Mitigating Semantic Drift: Evaluating LLMs' Efficacy in Psychotherapy through MI Dialogue Summarization
Vivek Kumar, Pushpraj Singh Rajawat, Eirini Ntoutsi
TL;DR
This paper tackles semantic drift in applying large language models to psychotherapy by introducing MITI-based annotation for motivational interviewing (MI) dialogues and the AnnoSUM-MI dataset. It adopts a two-stage annotation framework combining expert labels and LLM-generated summaries, evaluated via multi-output scoring across six MITI dimensions using one-shot and few-shot prompting across three models (ChatGPT, Gemini, DeepSeek). Key contributions include a MITI-grounded annotation scheme, a publicly available annotated MI dataset, and an evaluation framework focused on contextual fidelity rather than traditional accuracy metrics. Findings indicate ChatGPT most closely tracks expert judgments, while Gemini underperforms, highlighting the need for careful prompting and independent validation in sensitive, low-resource domains.
Abstract
Recent advancements in large language models (LLMs) have shown their potential across both general and domain-specific tasks. However, there is a growing concern regarding their lack of sensitivity, factual incorrectness in responses, inconsistent expressions of empathy, bias, hallucinations, and overall inability to capture the depth and complexity of human understanding, especially in low-resource and sensitive domains such as psychology. To address these challenges, our study employs a mixed-methods approach to evaluate the efficacy of LLMs in psychotherapy. We use LLMs to generate precise summaries of motivational interviewing (MI) dialogues and design a two-stage annotation scheme based on key components of the Motivational Interviewing Treatment Integrity (MITI) framework, namely evocation, collaboration, autonomy, direction, empathy, and a non-judgmental attitude.
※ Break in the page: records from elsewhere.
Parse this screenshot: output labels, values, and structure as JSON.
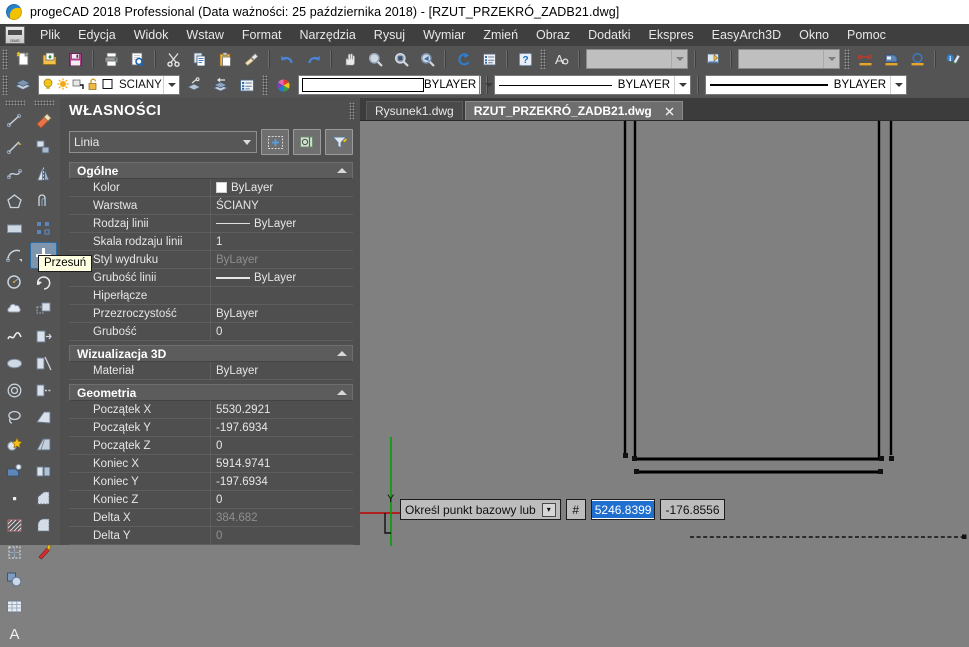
{
  "window": {
    "title": "progeCAD 2018 Professional  (Data ważności: 25 października 2018) - [RZUT_PRZEKRÓ_ZADB21.dwg]",
    "logo_icon": "progecad-logo-icon"
  },
  "menubar": {
    "app_icon": "dwg-document-icon",
    "items": [
      {
        "label": "Plik"
      },
      {
        "label": "Edycja"
      },
      {
        "label": "Widok"
      },
      {
        "label": "Wstaw"
      },
      {
        "label": "Format"
      },
      {
        "label": "Narzędzia"
      },
      {
        "label": "Rysuj"
      },
      {
        "label": "Wymiar"
      },
      {
        "label": "Zmień"
      },
      {
        "label": "Obraz"
      },
      {
        "label": "Dodatki"
      },
      {
        "label": "Ekspres"
      },
      {
        "label": "EasyArch3D"
      },
      {
        "label": "Okno"
      },
      {
        "label": "Pomoc"
      }
    ]
  },
  "toolbar_standard": {
    "buttons": [
      {
        "name": "new-file-icon",
        "tip": "Nowy"
      },
      {
        "name": "open-file-icon",
        "tip": "Otwórz"
      },
      {
        "name": "save-file-icon",
        "tip": "Zapisz"
      },
      {
        "name": "print-icon",
        "tip": "Drukuj"
      },
      {
        "name": "print-preview-icon",
        "tip": "Podgląd wydruku"
      },
      {
        "name": "cut-scissors-icon",
        "tip": "Wytnij"
      },
      {
        "name": "copy-icon",
        "tip": "Kopiuj"
      },
      {
        "name": "paste-icon",
        "tip": "Wklej"
      },
      {
        "name": "match-properties-icon",
        "tip": "Malarz formatów"
      },
      {
        "name": "undo-icon",
        "tip": "Cofnij"
      },
      {
        "name": "redo-icon",
        "tip": "Ponów"
      },
      {
        "name": "pan-hand-icon",
        "tip": "Przesuń widok"
      },
      {
        "name": "zoom-window-icon",
        "tip": "Powiększ okno"
      },
      {
        "name": "zoom-extents-icon",
        "tip": "Zoom zakres"
      },
      {
        "name": "zoom-previous-icon",
        "tip": "Poprzedni widok"
      },
      {
        "name": "refresh-regen-icon",
        "tip": "Regeneruj"
      },
      {
        "name": "properties-list-icon",
        "tip": "Właściwości"
      },
      {
        "name": "help-question-icon",
        "tip": "Pomoc"
      }
    ],
    "text_style_icon": "text-style-icon",
    "style_combo_value": "",
    "dim_style_icon": "dimension-style-icon",
    "dim_combo_value": "",
    "extra_buttons": [
      {
        "name": "point-style-icon"
      },
      {
        "name": "block-insert-icon"
      },
      {
        "name": "circle-tool-icon"
      },
      {
        "name": "info-layer-icon"
      },
      {
        "name": "add-cross-icon"
      },
      {
        "name": "render-view-icon"
      },
      {
        "name": "select-similar-icon"
      }
    ]
  },
  "toolbar_layers": {
    "layer_tools_icon": "layer-stack-icon",
    "layer_icons": [
      {
        "name": "lightbulb-on-icon"
      },
      {
        "name": "sun-freeze-icon"
      },
      {
        "name": "freeze-viewport-icon"
      },
      {
        "name": "unlock-padlock-icon"
      },
      {
        "name": "layer-color-swatch-icon"
      }
    ],
    "current_layer": "ŚCIANY",
    "after_buttons": [
      {
        "name": "make-object-layer-current-icon"
      },
      {
        "name": "layer-previous-icon"
      },
      {
        "name": "layer-manager-icon"
      }
    ],
    "color_wheel_icon": "color-wheel-icon",
    "color_value": "BYLAYER",
    "linetype_value": "BYLAYER",
    "lineweight_value": "BYLAYER"
  },
  "left_toolbar_draw": {
    "title": "Rysuj",
    "buttons": [
      {
        "name": "line-tool-icon"
      },
      {
        "name": "ray-tool-icon"
      },
      {
        "name": "spline-tool-icon"
      },
      {
        "name": "polygon-tool-icon"
      },
      {
        "name": "rectangle-tool-icon"
      },
      {
        "name": "arc-tool-icon"
      },
      {
        "name": "circle-tool-icon"
      },
      {
        "name": "cloud-revision-icon"
      },
      {
        "name": "freehand-sketch-icon"
      },
      {
        "name": "ellipse-tool-icon"
      },
      {
        "name": "donut-tool-icon"
      },
      {
        "name": "lasso-select-icon"
      },
      {
        "name": "block-insert-tool-icon"
      },
      {
        "name": "block-edit-icon"
      },
      {
        "name": "point-tool-icon"
      },
      {
        "name": "hatch-tool-icon"
      },
      {
        "name": "gradient-tool-icon"
      },
      {
        "name": "region-tool-icon"
      },
      {
        "name": "table-tool-icon"
      },
      {
        "name": "text-tool-icon"
      }
    ]
  },
  "left_toolbar_modify": {
    "title": "Zmień",
    "buttons": [
      {
        "name": "erase-tool-icon"
      },
      {
        "name": "copy-object-icon"
      },
      {
        "name": "mirror-tool-icon"
      },
      {
        "name": "offset-tool-icon"
      },
      {
        "name": "array-tool-icon"
      },
      {
        "name": "move-tool-icon",
        "active": true,
        "tooltip": "Przesuń"
      },
      {
        "name": "rotate-tool-icon"
      },
      {
        "name": "scale-tool-icon"
      },
      {
        "name": "stretch-tool-icon"
      },
      {
        "name": "trim-tool-icon"
      },
      {
        "name": "extend-tool-icon"
      },
      {
        "name": "break-at-point-icon"
      },
      {
        "name": "break-tool-icon"
      },
      {
        "name": "join-tool-icon"
      },
      {
        "name": "chamfer-tool-icon"
      },
      {
        "name": "fillet-tool-icon"
      },
      {
        "name": "explode-tool-icon"
      }
    ]
  },
  "tooltip": {
    "text": "Przesuń"
  },
  "properties_panel": {
    "title": "WŁASNOŚCI",
    "object_type": "Linia",
    "header_buttons": [
      {
        "name": "quick-select-icon"
      },
      {
        "name": "pick-add-icon"
      },
      {
        "name": "filter-funnel-icon"
      }
    ],
    "categories": [
      {
        "name": "Ogólne",
        "collapse_icon": "collapse-triangle-icon",
        "rows": [
          {
            "label": "Kolor",
            "value": "ByLayer",
            "kind": "color",
            "grayed": false
          },
          {
            "label": "Warstwa",
            "value": "ŚCIANY",
            "kind": "text",
            "grayed": false
          },
          {
            "label": "Rodzaj linii",
            "value": "ByLayer",
            "kind": "linetype",
            "grayed": false
          },
          {
            "label": "Skala rodzaju linii",
            "value": "1",
            "kind": "text",
            "grayed": false
          },
          {
            "label": "Styl wydruku",
            "value": "ByLayer",
            "kind": "text",
            "grayed": true
          },
          {
            "label": "Grubość linii",
            "value": "ByLayer",
            "kind": "lineweight",
            "grayed": false
          },
          {
            "label": "Hiperłącze",
            "value": "",
            "kind": "text",
            "grayed": false
          },
          {
            "label": "Przezroczystość",
            "value": "ByLayer",
            "kind": "text",
            "grayed": false
          },
          {
            "label": "Grubość",
            "value": "0",
            "kind": "text",
            "grayed": false
          }
        ]
      },
      {
        "name": "Wizualizacja 3D",
        "collapse_icon": "collapse-triangle-icon",
        "rows": [
          {
            "label": "Materiał",
            "value": "ByLayer",
            "kind": "text",
            "grayed": false
          }
        ]
      },
      {
        "name": "Geometria",
        "collapse_icon": "collapse-triangle-icon",
        "rows": [
          {
            "label": "Początek X",
            "value": "5530.2921",
            "kind": "text",
            "grayed": false
          },
          {
            "label": "Początek Y",
            "value": "-197.6934",
            "kind": "text",
            "grayed": false
          },
          {
            "label": "Początek Z",
            "value": "0",
            "kind": "text",
            "grayed": false
          },
          {
            "label": "Koniec X",
            "value": "5914.9741",
            "kind": "text",
            "grayed": false
          },
          {
            "label": "Koniec Y",
            "value": "-197.6934",
            "kind": "text",
            "grayed": false
          },
          {
            "label": "Koniec Z",
            "value": "0",
            "kind": "text",
            "grayed": false
          },
          {
            "label": "Delta X",
            "value": "384.682",
            "kind": "text",
            "grayed": true
          },
          {
            "label": "Delta Y",
            "value": "0",
            "kind": "text",
            "grayed": true
          }
        ]
      }
    ]
  },
  "document_tabs": [
    {
      "label": "Rysunek1.dwg",
      "active": false,
      "closable": false
    },
    {
      "label": "RZUT_PRZEKRÓ_ZADB21.dwg",
      "active": true,
      "closable": true,
      "close_icon": "close-x-icon"
    }
  ],
  "canvas": {
    "background_color": "#808080",
    "entity_color": "#000000",
    "ucs": {
      "x_axis_color": "#c00000",
      "y_axis_color": "#00a000",
      "y_label": "Y"
    },
    "tracking_line": "dashed-polar-tracking-line"
  },
  "dynamic_input": {
    "prompt": "Określ punkt bazowy lub",
    "expand_icon": "dropdown-expand-icon",
    "hash_symbol": "#",
    "x_value": "5246.8399",
    "y_value": "-176.8556",
    "highlight_color": "#1f6fd0"
  }
}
Using expert-annotated MI dialogues as ground truth, we formulate multi-class classification tasks to assess model performance under progressive prompting techniques, incorporating one-shot and few-shot prompting. Our results offer insights into LLMs' capacity for understanding complex psychological constructs and highlight best practices to mitigate ``semantic drift" in therapeutic settings. Our work contributes not only to the MI community by providing a high-quality annotated dataset to address data scarcity in low-resource domains but also critical insights for using LLMs for precise contextual interpretation in complex behavioral therapy.